Indexing a Variable with a mask generated from another Variable

yusuf_isik · February 3, 2017, 8:04pm

x and y are two matrices. I want to find the indices of nonzero entries in a column of y (let’s say the first column), and take the corresponding rows of x.
In numpy, I can do:

x[y[:,0] > 0]

In theano:
x[(y[:,0]>0).nonzero()]

What is the most appropriate way to do this in Pytorch?
I can do:
m = y[:,0] > 0
x[m.unsqueeze(1).expand_as(x)].resize(m.long().sum().data[0], x.size()[1])

But I assume there should be a much easier way.

Thanks.

apaszke · February 3, 2017, 8:19pm

Yeah, we’ve added the ability to select based on the long tensor a few days ago.

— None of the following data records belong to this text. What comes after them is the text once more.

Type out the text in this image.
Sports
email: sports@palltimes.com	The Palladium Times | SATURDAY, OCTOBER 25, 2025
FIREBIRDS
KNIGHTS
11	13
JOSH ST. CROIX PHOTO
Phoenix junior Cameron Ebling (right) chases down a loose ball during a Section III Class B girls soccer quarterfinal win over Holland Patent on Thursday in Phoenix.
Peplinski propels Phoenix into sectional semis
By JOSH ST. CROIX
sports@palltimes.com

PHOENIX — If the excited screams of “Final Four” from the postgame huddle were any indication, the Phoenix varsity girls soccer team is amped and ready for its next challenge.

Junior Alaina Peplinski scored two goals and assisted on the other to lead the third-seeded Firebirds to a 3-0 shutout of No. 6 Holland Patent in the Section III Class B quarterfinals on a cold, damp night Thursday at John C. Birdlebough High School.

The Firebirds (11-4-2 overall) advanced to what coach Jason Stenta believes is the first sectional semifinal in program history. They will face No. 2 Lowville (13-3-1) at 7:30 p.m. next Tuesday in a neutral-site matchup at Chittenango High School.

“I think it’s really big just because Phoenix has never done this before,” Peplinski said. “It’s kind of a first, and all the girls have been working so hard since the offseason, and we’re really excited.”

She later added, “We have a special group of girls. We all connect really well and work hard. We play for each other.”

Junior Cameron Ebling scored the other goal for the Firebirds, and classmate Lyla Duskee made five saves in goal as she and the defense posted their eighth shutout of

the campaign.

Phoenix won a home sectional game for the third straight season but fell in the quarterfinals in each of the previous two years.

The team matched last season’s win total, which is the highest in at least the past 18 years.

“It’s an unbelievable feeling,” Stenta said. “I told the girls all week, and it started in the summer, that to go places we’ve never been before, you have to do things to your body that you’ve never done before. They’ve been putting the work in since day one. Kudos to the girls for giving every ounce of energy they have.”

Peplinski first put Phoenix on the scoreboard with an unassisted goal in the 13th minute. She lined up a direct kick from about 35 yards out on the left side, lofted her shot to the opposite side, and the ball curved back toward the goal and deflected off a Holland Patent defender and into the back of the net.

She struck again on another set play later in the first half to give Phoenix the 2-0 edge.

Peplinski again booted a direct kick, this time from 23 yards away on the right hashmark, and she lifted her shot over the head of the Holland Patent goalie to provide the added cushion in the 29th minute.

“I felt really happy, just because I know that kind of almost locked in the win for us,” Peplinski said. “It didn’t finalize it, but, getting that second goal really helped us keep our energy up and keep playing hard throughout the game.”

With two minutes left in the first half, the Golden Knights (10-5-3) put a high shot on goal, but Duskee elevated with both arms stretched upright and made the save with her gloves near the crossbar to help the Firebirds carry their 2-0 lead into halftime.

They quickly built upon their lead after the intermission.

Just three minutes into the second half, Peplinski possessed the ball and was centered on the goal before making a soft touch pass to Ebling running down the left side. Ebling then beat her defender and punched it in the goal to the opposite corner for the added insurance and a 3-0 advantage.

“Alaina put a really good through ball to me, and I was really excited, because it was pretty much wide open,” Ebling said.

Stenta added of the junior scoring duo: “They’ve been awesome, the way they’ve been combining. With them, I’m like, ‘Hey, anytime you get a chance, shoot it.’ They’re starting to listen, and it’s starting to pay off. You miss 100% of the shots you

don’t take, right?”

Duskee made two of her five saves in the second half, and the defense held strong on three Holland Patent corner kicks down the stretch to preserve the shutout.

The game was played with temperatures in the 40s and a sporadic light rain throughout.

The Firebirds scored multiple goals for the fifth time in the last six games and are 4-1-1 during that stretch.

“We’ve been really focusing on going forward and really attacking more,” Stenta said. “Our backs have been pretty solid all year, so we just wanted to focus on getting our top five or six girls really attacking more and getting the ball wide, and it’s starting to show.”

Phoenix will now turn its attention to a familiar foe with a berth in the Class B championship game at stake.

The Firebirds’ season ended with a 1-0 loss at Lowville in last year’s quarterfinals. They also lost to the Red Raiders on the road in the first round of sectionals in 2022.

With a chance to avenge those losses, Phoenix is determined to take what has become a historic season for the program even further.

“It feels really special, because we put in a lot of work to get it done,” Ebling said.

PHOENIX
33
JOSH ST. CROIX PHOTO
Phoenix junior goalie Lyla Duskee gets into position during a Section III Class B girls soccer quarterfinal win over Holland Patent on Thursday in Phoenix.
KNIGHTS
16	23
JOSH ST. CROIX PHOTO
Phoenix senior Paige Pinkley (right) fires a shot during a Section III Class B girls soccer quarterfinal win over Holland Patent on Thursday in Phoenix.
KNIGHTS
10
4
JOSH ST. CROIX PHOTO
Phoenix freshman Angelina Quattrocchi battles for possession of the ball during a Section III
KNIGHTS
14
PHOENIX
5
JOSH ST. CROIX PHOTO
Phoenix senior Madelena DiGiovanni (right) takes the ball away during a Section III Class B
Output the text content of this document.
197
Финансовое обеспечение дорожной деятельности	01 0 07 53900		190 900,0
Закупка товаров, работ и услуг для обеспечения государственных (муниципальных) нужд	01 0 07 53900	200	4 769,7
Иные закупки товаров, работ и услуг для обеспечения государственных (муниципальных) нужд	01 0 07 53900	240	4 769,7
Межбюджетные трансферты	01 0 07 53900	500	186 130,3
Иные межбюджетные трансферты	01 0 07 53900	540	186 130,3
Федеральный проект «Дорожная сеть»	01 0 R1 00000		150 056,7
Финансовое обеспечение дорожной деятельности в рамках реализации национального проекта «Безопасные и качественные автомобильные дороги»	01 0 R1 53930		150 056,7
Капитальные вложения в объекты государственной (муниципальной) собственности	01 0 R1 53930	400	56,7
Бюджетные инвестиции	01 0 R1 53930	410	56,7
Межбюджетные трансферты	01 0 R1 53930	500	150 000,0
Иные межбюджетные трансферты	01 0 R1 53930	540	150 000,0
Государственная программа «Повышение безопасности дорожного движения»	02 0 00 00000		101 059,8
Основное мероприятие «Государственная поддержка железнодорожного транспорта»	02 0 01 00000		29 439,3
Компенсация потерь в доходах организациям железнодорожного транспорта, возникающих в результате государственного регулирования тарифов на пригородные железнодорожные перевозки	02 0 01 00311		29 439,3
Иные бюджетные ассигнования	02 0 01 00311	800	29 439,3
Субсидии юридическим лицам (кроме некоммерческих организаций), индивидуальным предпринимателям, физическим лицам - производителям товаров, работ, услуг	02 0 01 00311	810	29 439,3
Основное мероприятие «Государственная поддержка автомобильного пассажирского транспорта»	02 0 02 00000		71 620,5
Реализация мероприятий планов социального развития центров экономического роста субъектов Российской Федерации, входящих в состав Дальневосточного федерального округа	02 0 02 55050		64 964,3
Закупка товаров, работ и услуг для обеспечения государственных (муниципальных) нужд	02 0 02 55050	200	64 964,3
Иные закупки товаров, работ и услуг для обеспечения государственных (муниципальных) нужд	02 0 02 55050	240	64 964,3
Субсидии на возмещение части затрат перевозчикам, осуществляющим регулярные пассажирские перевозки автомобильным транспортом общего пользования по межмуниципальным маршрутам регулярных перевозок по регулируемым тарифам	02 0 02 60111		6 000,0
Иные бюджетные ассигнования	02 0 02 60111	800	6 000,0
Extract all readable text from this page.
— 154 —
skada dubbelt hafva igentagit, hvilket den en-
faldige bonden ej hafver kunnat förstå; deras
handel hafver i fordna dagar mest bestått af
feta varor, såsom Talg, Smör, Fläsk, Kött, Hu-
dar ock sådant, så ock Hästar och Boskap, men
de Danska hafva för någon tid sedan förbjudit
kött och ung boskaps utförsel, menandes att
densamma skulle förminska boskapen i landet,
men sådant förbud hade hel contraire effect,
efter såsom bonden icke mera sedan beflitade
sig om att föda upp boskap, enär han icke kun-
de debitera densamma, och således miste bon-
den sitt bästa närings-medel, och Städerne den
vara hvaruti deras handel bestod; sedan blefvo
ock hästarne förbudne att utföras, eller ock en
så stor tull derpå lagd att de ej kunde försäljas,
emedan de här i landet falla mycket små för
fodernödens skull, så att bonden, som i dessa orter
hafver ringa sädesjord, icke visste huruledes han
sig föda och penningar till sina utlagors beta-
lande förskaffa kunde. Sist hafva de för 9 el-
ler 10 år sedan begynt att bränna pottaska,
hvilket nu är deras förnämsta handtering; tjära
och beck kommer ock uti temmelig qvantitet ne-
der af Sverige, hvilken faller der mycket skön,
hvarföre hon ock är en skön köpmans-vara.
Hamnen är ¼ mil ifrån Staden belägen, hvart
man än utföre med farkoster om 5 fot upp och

I think it’s in the new binaries, so once you reinstall pytorch this should work:

x[(y[:, 0] > 0).nonzero().squeeze()]

apaszke · February 3, 2017, 8:19pm

And in the future, we’re going to support automatic broadcasting so the numpy way should work in some time too.

yusuf_isik · February 3, 2017, 8:20pm

That’s very good news. Thanks.

yusuf_isik · February 3, 2017, 8:57pm

I just reinstalled from scratch , but it cannot find nonzero() function. I am getting the following message:

File “/home/yusuf/anaconda2/envs/pytorch-bin-env/lib/python2.7/site-packages/torch/autograd/variable.py”, line 86, in _getattr_
raise AttributeError(name)
AttributeError: nonzero

I also have a version that I built from source, and I get the same error from it, too.

How can I get the right version? Thanks.

apaszke · February 3, 2017, 9:01pm

It will work on tensors only right now, as we don’t have nonzero() implemented for Variables. I’ll add that soon. I’m afraid for now you need to do it like you originally wrote, sorry for the trouble!

acgtyrant · June 12, 2017, 12:30pm

Four months passed, we still can not use nonzero() for Variables…

apaszke · June 12, 2017, 1:18pm

You can always open an issue in the main repo